Requiring beneficiaries to be told what their out-of-pocket costs will be prior to receiving a Part B drug or a Part D drug prescription, and whether lower-cost alternatives exist.
Requiring “safety net” hospitals paid under Medicare Part B to use their 340B drug discounts to provide care to more low-income and vulnerable patients.
The U.S. Trade Representative will prioritize addressing unfair intellectual property and market access policies in our trade agreements, so that partners contribute their fair share to innovation.
The Administration will publish a comparison of drug prices in the United States with those in other OECD countries, to examine freeloading.

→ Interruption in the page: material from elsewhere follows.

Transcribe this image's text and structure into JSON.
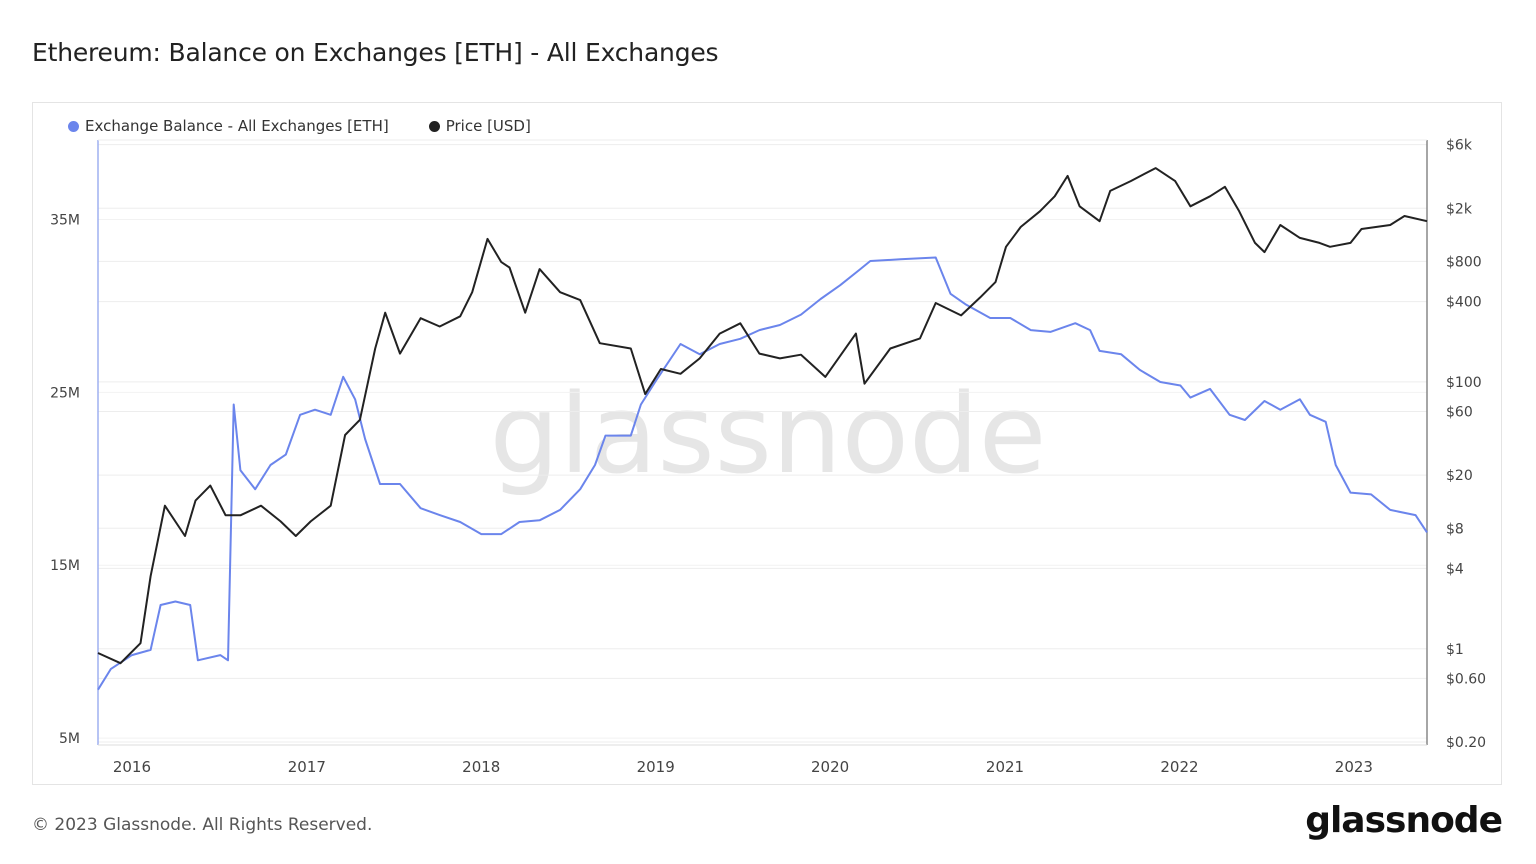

BUDGET PROPOSALS TO LOWER DRUG PRICES: The President’s blueprint includes proposals from his budget that would increase competition and reform Federal programs.
President Trump has proposed reforms to the Medicare Part D program, including:
Allowing greater flexibility in benefit design to encourage better price negotiation.
Offering free generics to low-income seniors.
Requiring plans to share a minimum portion of drug rebates with patients.
Discouraging plans from accelerating beneficiaries into the catastrophic phase of the benefit with costly brand name drugs.
Protecting seniors from catastrophic costs through a new out-of-pocket maximum, while ensuring plans are incentivized to limit excessive costs.
Medicare Part B reforms proposed by the President would limit payment for price increases that are above the inflation rate and cut incentives for doctors to write high-price prescriptions.
Reforms would ensure hospitals paid under Medicare Part B that provide more than one percent of their patient costs in charity care could retain a discount under the 340B program.
The President has proposed actions to maximize competition and innovation, including curbing abuse of FDA safety rules and the 180-day “first-to-file” exclusivity clock.
BUILDING ON ADMINISTRATION EFFORTS: The blueprint will build upon actions President Trump’s Administration has already taken to increase competition and curb high drug prices.
FDA’s 2017 generic drug approvals contributed to prescription drug buyers saving $8.8 billion.
These dramatic savings were driven in part because FDA set multiple approval records in 2017, including the most generic drugs approved in a year.
FDA launched a new program to educate doctors about biosimilars.
FDA issued new guidance to facilitate navigation of the generic drug approval process.
A recently finalized change to Medicare will save seniors an estimated $320 million in 2018 by reforming 340B drug payments.